Sumbar Amankan 166 Ribu Hektare Lahan Pertanian Berkelanjutan

oleh -11 Dilihat
sumbar-jadi-provinsi-pertama-tuntaskan-kesepakatan-lp2b,-luas-lahan-pertanian-terlindungi-capai-166-ribu-hektare
Sumbar Jadi Provinsi Pertama Tuntaskan Kesepakatan LP2B, Luas Lahan Pertanian Terlindungi Capai 166 Ribu Hektare

Padang – Sumatera Barat resmi menjadi provinsi pertama di Indonesia yang mengamankan 166.466,02 hektare lahan sawah dari ancaman alih fungsi. Capaian ini diraih melalui penandatanganan Berita Acara Kesepakatan Luasan Lahan Pertanian Pangan Berkelanjutan (LP2B) di Auditorium Gubernuran, Rabu (8/7/2026).

Luas lahan yang diproteksi tersebut setara dengan 89,92 persen dari total Lahan Baku Sawah (LBS) di wilayah tersebut. Angka ini sekaligus melampaui target nasional yang ditetapkan pemerintah pusat sebesar 87 persen.

Direktur Jenderal Tata Ruang Kementerian ATR/BPN, Suyus Windayana, memberikan apresiasi atas komitmen Pemprov Sumbar. Ia menilai langkah ini sebagai implementasi nyata Asta Cita Presiden untuk menjaga swasembada pangan nasional.

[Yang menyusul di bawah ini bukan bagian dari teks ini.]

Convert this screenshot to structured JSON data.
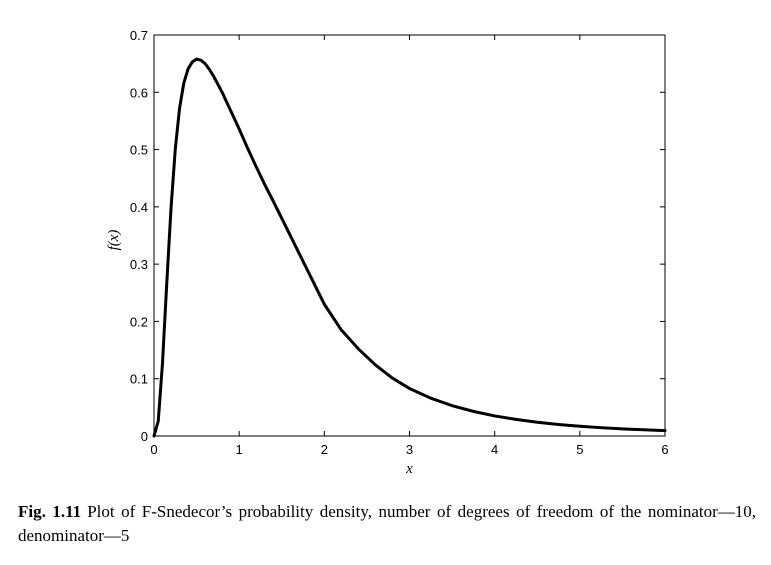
{
  "chart_data": {
    "type": "line",
    "xlabel": "x",
    "ylabel": "f(x)",
    "xlim": [
      0,
      6
    ],
    "ylim": [
      0,
      0.7
    ],
    "xticks": [
      0,
      1,
      2,
      3,
      4,
      5,
      6
    ],
    "yticks": [
      0,
      0.1,
      0.2,
      0.3,
      0.4,
      0.5,
      0.6,
      0.7
    ],
    "xtick_labels": [
      "0",
      "1",
      "2",
      "3",
      "4",
      "5",
      "6"
    ],
    "ytick_labels": [
      "0",
      "0.1",
      "0.2",
      "0.3",
      "0.4",
      "0.5",
      "0.6",
      "0.7"
    ],
    "grid": false,
    "line_color": "#000000",
    "series": [
      {
        "x": [
          0,
          0.05,
          0.1,
          0.15,
          0.2,
          0.25,
          0.3,
          0.35,
          0.4,
          0.45,
          0.5,
          0.55,
          0.6,
          0.65,
          0.7,
          0.75,
          0.8,
          0.85,
          0.9,
          0.95,
          1.0,
          1.1,
          1.2,
          1.3,
          1.4,
          1.5,
          1.6,
          1.7,
          1.8,
          1.9,
          2.0,
          2.2,
          2.4,
          2.6,
          2.8,
          3.0,
          3.25,
          3.5,
          3.75,
          4.0,
          4.25,
          4.5,
          4.75,
          5.0,
          5.25,
          5.5,
          5.75,
          6.0
        ],
        "y": [
          0,
          0.026,
          0.128,
          0.267,
          0.398,
          0.501,
          0.572,
          0.616,
          0.641,
          0.653,
          0.658,
          0.656,
          0.65,
          0.64,
          0.628,
          0.614,
          0.6,
          0.584,
          0.568,
          0.552,
          0.536,
          0.502,
          0.47,
          0.439,
          0.41,
          0.38,
          0.35,
          0.32,
          0.29,
          0.26,
          0.23,
          0.185,
          0.152,
          0.124,
          0.101,
          0.083,
          0.066,
          0.053,
          0.043,
          0.035,
          0.029,
          0.024,
          0.02,
          0.017,
          0.0145,
          0.0125,
          0.0108,
          0.0094
        ]
      }
    ]
  },
  "caption": {
    "label": "Fig. 1.11",
    "text": "Plot of F-Snedecor’s probability density, number of degrees of freedom of the nominator—10, denominator—5"
  }
}
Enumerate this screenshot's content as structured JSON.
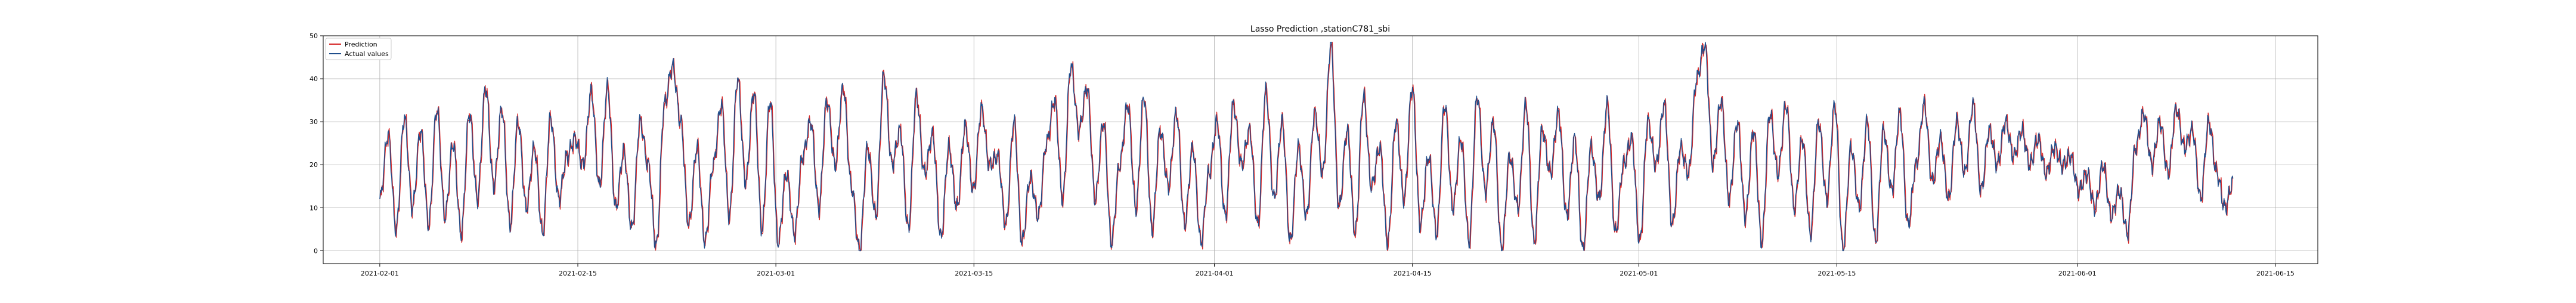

“Kami berharap pemerintah kabupaten dan kota segera menetapkan SK LP2B, kemudian mengintegrasikannya ke dalam RTRW dan RDTR sehingga perlindungan lahan pertanian memiliki kepastian hukum yang kuat,” ujar Suyus.

Gubernur Sumatera Barat, Mahyeldi, menegaskan bahwa kebijakan ini merupakan instrumen strategis untuk menjamin ketersediaan pangan bagi generasi mendatang. Ia memastikan penetapan ini bukan sekadar formalitas administrasi belaka.

“Kesepakatan ini merupakan komitmen nyata untuk melindungi lahan sawah dari alih fungsi yang tidak terkendali, memberikan kepastian hukum bagi sektor pertanian, sekaligus menjamin ketersediaan pangan bagi masyarakat,” tegas Mahyeldi.

Mahyeldi pun menginstruksikan para kepala daerah yang capaiannya masih minimal untuk segera melakukan penyempurnaan data. Langkah ini penting agar seluruh wilayah di Sumbar memiliki standar perlindungan lahan yang seragam.

Kepala Dinas Bina Marga, Cipta Karya dan Tata Ruang Sumbar, Armizoprades, mengungkapkan bahwa keberhasilan ini buah dari proses panjang. Pihaknya harus menyamakan basis data LBS dan membentuk lima klaster percepatan guna memfinalisasi luasan tersebut.

Sebagai simbol keseriusan, Gubernur Mahyeldi menyerahkan langsung dokumen usulan data LP2B provinsi kepada Menteri ATR/BPN. Prosesi penandatanganan ini turut disaksikan oleh jajaran kepala daerah tingkat kabupaten dan kota se-Sumatera Barat.